If the material requested is in stock and a die exists for the requested item, producing the product is simply a matter of placing the pieces into the appropriate press.

Often, however, Kirkland has to create a new die for the products requested. He bends and forms sharp metal strips, embedding them into hardwood bases to create a stamp used to cut the material.

"It's great to have this processlocated here on the installation because we can produce materials and get them to shops quickly," said Kirkland.

Plates and printing

The branch's third location houses the Metal Plate Shop. There, in addition to creating and cutting metal plates, Kenny Miller and his co-worker, Addie Kirksey, produce text and images on a variety of materials, including vinyl stickers and banners.

"The data plates can be applied to just almost anything the depot produces. They contain whatever information our customers want," said Miller.

The plates may even be dyed to accommodate specific requirements. Miller said the shop can dye the metal to one of 24 different hues.

"This is not an artistic process," said Miller. "It is focused on what the customer wants."

One of the most prevalent designs Miller and Kirksey print or etch onto their products is a square design known as Item Unique Identification.

An IUID is a square barcode that, when scanned, sends information about the part or vehicle to a computer, allowing the user to view or input information about the part or vehicle.

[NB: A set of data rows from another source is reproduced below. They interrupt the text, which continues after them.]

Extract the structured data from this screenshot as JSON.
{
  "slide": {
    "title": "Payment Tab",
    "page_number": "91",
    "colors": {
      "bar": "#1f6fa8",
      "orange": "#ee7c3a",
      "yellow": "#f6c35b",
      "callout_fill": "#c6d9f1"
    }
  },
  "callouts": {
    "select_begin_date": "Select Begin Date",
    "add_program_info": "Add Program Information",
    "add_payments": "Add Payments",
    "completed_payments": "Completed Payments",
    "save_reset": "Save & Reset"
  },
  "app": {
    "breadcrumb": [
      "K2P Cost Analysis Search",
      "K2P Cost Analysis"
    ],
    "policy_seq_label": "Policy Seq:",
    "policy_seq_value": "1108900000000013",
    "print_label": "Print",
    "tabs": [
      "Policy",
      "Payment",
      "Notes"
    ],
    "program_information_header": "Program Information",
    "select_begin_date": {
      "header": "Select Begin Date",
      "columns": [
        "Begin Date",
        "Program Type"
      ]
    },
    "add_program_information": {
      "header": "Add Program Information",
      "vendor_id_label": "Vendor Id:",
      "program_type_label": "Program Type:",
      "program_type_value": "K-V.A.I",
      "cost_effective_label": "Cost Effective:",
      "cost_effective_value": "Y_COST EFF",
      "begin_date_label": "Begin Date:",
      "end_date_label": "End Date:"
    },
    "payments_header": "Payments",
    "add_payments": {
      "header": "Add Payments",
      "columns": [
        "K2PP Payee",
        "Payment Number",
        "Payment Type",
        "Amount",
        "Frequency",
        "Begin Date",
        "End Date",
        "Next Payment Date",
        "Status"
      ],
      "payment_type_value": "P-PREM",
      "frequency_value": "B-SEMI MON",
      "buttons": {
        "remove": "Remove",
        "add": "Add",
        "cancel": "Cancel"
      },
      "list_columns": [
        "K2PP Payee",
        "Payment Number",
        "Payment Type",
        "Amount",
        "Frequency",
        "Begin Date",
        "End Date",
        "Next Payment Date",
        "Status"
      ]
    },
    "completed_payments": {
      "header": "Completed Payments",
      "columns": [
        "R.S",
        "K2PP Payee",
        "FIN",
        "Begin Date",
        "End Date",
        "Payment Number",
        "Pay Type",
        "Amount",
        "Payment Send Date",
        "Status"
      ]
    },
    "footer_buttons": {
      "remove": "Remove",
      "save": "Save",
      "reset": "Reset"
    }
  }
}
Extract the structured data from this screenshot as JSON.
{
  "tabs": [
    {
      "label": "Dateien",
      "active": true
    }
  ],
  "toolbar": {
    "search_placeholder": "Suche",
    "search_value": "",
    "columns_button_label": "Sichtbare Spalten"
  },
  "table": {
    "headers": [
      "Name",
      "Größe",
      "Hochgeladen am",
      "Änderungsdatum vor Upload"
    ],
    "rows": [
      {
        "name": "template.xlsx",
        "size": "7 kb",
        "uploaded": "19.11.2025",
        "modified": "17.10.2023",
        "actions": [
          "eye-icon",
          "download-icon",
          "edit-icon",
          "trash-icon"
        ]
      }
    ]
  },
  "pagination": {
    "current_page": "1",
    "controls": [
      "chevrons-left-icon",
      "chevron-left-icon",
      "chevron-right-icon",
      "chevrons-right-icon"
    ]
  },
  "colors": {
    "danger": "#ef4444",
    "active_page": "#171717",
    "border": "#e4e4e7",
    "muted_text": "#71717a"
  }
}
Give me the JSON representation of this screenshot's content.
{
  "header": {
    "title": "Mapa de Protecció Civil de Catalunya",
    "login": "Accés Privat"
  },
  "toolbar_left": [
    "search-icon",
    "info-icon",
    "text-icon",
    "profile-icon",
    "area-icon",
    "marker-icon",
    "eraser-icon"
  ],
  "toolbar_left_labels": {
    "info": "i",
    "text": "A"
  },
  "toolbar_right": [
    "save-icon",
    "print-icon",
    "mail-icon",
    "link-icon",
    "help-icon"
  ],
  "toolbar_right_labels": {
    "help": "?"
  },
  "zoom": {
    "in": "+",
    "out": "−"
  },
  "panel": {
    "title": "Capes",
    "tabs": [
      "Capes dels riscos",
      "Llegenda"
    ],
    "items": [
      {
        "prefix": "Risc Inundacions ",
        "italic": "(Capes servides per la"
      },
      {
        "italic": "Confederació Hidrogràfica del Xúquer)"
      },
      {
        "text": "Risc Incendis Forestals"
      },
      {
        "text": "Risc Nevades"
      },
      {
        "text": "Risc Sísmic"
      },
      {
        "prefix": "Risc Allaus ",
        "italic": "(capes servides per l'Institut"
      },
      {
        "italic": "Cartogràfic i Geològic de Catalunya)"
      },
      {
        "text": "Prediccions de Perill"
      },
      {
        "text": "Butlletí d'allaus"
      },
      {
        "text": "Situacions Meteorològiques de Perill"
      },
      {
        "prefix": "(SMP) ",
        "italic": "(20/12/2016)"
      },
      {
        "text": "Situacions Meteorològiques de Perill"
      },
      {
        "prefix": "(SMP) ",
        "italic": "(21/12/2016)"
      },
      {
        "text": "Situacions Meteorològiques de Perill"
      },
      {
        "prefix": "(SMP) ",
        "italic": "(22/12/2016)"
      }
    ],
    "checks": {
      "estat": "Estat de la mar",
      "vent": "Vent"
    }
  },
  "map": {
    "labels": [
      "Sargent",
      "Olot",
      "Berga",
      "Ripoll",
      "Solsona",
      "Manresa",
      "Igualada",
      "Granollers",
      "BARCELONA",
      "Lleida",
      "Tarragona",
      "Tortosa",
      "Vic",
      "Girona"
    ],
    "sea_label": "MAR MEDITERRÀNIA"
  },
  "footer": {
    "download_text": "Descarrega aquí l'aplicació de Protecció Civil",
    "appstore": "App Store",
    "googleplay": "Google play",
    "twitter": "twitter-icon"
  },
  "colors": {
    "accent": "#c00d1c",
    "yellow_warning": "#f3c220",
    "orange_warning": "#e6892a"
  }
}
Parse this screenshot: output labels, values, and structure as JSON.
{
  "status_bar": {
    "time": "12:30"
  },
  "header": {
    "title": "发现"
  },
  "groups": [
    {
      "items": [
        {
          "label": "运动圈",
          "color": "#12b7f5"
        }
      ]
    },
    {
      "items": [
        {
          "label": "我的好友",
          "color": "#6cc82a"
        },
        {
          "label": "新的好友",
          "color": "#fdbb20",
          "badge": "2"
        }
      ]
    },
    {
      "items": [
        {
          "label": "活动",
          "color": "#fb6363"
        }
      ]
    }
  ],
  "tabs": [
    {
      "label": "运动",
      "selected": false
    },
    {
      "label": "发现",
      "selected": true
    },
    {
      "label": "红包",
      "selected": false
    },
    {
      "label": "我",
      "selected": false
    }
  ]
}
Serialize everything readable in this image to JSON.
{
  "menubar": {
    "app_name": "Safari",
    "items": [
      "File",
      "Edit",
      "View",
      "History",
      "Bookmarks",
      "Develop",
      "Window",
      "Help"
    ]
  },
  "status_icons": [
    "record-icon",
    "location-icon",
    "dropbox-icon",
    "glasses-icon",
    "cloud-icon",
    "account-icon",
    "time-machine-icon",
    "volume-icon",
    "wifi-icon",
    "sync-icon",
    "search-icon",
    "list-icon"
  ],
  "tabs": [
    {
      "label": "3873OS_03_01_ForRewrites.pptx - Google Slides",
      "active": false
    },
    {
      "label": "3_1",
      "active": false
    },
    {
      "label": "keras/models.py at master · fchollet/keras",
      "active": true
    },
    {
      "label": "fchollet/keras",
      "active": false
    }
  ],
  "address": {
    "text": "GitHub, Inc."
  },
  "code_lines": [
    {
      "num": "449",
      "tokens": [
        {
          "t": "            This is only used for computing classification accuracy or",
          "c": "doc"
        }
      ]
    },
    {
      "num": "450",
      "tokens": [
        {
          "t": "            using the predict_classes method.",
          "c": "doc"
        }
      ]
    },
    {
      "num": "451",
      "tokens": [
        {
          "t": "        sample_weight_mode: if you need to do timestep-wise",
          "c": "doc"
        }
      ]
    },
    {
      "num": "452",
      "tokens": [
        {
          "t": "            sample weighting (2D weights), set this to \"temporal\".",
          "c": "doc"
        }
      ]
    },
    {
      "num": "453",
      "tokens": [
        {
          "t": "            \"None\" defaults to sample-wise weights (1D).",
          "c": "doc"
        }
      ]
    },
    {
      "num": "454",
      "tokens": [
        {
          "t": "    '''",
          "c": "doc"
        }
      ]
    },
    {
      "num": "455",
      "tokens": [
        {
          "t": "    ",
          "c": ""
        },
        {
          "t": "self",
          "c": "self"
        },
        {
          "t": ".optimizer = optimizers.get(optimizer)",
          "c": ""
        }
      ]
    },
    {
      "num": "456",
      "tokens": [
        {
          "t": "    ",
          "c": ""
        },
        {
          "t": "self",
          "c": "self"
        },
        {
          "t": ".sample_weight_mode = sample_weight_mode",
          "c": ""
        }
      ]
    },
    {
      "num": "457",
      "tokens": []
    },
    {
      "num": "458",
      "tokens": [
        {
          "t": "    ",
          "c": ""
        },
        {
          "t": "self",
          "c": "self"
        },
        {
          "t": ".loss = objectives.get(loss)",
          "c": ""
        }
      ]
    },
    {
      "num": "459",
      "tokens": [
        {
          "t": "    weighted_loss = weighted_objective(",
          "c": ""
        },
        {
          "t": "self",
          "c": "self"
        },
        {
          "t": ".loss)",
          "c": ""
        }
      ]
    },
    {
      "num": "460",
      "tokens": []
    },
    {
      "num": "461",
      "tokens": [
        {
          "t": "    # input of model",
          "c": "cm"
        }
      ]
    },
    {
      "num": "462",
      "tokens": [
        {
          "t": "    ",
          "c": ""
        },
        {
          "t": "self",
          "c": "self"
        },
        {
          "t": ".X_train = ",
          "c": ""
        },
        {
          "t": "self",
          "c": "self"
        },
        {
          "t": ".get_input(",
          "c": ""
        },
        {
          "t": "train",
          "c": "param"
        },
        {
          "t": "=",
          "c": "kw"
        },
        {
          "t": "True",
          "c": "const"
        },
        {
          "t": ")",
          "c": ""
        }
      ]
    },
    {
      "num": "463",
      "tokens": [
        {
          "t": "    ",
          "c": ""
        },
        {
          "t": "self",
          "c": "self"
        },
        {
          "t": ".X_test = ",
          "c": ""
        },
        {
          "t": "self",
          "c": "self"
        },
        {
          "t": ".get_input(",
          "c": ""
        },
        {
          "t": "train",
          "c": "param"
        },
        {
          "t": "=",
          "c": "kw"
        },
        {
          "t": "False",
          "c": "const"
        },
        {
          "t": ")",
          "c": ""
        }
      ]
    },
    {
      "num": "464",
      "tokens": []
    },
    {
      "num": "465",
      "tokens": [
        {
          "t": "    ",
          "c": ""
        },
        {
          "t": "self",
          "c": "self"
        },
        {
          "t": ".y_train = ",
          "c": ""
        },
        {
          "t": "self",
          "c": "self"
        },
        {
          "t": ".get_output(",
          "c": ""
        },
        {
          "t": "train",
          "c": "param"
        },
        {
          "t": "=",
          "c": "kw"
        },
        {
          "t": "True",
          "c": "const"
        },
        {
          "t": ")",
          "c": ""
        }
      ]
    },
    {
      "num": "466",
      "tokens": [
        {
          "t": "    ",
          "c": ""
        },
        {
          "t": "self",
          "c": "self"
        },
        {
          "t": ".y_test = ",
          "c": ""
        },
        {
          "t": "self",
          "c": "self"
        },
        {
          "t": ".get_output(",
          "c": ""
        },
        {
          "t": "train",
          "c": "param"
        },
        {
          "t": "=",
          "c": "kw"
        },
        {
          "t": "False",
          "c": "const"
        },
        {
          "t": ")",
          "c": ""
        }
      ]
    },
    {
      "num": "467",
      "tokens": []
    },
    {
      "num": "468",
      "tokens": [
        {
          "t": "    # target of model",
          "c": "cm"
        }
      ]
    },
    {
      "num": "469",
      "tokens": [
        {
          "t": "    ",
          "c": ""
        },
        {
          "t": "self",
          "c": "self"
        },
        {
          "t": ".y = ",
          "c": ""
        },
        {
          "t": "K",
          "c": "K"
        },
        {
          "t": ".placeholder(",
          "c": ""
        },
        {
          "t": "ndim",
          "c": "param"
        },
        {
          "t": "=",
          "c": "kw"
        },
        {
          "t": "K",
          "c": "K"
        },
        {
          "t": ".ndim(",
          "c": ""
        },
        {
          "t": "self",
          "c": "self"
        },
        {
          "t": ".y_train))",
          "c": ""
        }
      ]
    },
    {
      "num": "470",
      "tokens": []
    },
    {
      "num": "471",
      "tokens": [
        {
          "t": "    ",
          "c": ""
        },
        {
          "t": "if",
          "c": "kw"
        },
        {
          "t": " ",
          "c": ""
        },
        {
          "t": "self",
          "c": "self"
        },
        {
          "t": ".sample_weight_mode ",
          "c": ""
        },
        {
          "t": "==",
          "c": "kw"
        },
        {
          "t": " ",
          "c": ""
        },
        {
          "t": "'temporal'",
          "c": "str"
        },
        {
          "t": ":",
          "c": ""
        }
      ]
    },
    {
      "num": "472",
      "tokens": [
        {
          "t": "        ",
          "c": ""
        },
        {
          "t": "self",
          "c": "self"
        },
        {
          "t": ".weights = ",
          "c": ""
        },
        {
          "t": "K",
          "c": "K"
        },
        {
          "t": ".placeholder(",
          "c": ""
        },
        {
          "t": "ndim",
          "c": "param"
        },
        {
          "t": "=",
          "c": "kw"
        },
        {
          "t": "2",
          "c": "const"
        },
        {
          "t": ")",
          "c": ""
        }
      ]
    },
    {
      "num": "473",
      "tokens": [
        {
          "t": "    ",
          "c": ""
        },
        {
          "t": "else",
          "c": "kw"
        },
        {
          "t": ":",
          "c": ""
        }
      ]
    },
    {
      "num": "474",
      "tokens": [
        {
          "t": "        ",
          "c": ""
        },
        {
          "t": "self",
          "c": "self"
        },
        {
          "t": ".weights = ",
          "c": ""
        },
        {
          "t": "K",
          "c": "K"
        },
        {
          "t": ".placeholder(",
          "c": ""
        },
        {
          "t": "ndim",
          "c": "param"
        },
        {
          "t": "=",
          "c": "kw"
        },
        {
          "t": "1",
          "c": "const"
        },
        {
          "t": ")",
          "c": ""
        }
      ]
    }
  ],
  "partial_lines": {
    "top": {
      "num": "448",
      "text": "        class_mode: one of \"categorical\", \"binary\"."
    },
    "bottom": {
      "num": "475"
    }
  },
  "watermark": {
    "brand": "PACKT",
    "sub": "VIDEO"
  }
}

Applying an image or text to aluminum in the plate shop is a photographic process, similar to developing photographic film. There is a developer, a fixer and a rinse bath. The only addition is a cooking process in boiling water, which seals the porous metal.

Plates made of stainless steel are laser-etched in one of two machines. These plates are generally used on engines or in areas where the material must endure high heat.

Fabric fabrication

In addition to working with a variety of metals, rubber, cork, paper and plastic, the Upholstery Branch also works with cloth.

In one relatively new process, employees turn fabric into a thick, hard armor that can be cut, drilled and molded to nearly any shape.

The multiple layers of Kevlar, a high-strength fabric, and fiberglass hardened with resin are currently used to create lightweight covers attached to the turret of the Assault Breacher Vehicle.

"It is amazing to watch cloth turn into hard, ballistic material through this process," said Belinda Santiago, one of the Upholstery Branch employees working on the ABV panels.